Alex Payne: With my other hat on, we have the National Land Based College and we are working closely with TIAH on this. We have a careers platform—it has been there a long time—and if you are looking for a level 2 in horticulture it brings up all the level 2 qualifications that are available, but I think your question is more about the job roles, potentially. There are a number of national publications and websites where you could find them, but not necessarily one centralised area. Would that be fair to say?
Tim Hughes: Yes, it is not easy.
Alex Payne: To go back to your question on diversity, it is less than 5%[1] and it is an area that colleges and universities are working hard on. What are the challenges? Rurality is a challenge. We are very lucky in the Landex membership that we are afforded 13,000 residential beds, but if you are not in one of the 13,000 residential beds, which are obviously to support the specialist provision, you have rurality issues in accessing that. We need, as part of this whole agenda of raising the profile and the career opportunities, to get out into all areas of society to show those opportunities, because they are accessible to all.
Q57 Baroness Buscombe: I am going to change my question a bit, because I think the question about demographics has to a large part been answered. First, you both ooze well-being. You are both a fantastic advertisement for going into this.
Alex Payne: Shall I start biting my nails?

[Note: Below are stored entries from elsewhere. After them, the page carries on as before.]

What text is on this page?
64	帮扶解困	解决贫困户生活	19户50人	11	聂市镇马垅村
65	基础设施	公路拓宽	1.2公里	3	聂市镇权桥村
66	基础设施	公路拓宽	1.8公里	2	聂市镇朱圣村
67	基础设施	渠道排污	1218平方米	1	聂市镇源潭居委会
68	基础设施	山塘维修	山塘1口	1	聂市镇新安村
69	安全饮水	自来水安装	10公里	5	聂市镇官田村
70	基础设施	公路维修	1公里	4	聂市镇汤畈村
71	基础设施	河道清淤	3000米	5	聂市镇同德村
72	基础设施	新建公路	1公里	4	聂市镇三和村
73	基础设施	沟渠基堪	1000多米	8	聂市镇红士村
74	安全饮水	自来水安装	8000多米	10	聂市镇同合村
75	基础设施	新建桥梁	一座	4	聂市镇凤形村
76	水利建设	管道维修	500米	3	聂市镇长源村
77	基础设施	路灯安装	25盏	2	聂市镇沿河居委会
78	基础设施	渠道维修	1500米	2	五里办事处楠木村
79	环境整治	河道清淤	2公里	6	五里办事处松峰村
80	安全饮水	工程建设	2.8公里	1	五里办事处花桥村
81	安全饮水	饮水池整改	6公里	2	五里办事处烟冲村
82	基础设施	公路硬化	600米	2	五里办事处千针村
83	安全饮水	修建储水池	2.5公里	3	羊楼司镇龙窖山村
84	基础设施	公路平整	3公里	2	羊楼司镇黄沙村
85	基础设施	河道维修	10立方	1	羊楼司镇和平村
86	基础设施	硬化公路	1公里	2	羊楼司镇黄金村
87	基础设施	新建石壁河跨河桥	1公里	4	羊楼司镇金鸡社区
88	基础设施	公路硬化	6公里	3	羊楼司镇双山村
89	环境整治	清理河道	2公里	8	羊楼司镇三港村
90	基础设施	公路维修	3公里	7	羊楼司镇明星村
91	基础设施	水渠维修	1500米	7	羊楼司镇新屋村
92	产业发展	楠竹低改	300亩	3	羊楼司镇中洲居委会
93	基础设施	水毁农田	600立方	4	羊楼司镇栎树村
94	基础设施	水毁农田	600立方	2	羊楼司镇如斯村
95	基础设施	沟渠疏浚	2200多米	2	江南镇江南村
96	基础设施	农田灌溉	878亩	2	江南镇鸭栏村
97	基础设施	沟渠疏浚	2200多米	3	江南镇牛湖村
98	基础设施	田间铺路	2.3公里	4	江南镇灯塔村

Baroness Buscombe: No, it is terrific. I am still on a learning curve with this. I am very close to the equine world at heart. I know a lot of young men and women who go to college, but when they go they do not know what they will do; they have no idea. College then opens up a whole raft of possibilities, so there is a communication issue here somehow.
Tim, your world is so incredible that maybe some feel that somewhere like Kew is beyond their reach—I do not know—but maybe everyone should be made to read a book called The Multifarious Mr Banks at school, because that brings in the whole picture: the history, plant science, where everything comes from, the food we eat, the flowers we see and so on.
I have recently been back to my old primary school and every classroom has a picture of a tree or something, but it is lost in translation. Somehow people learn words like sustainability, environment, climate change. That does not necessarily translate to your world, which is incredibly practical with exciting opportunities. How does one break that loss in translation for people growing up? We are probably being repetitive here, but it is more about communication. Is there a role for us, in that sense, as well?
Alex Payne: You are absolutely right. From my perspective, the careers advice and guidance that young people get in those agriculture colleges and universities is very good because, as you said about opportunity, they are suddenly immersed in this world. They may come in and decide that they are going down one route and then go down another because the opportunity is presented to them every day in those 15,000 hectares of land and outstanding resource that are there to support that.
It is about the schools getting people to come in and, as you have identified, to ensure that it is not just people whose normal pathway it is, because that is what their parents and grandparents did. We are opening it up to a wider section of society. I firmly believe that that comes down to national priority. We are working to a national agenda. We need food security; we need to move towards net zero. These are the solutions to delivering on those issues and we need to get behind them. If we do, the national approach to careers advice and guidance should fall in behind.
Baroness Buscombe: Tim, in your world too it is not necessarily rural, is it? Kew is just down the road.
Tim Hughes: That is right. In horticulture, we have definitely been seeing an increase of career changes coming into the industry. I guess they are seeing it as a change of lifestyle from probably a very busy career in a different industry, which is great because they are bringing different skills with them. I wonder how many want to stay at the grass-roots end for long and want to move back into a management position. It is the younger people we need to encourage in. That is where we are seeing the drop-off in the number of people.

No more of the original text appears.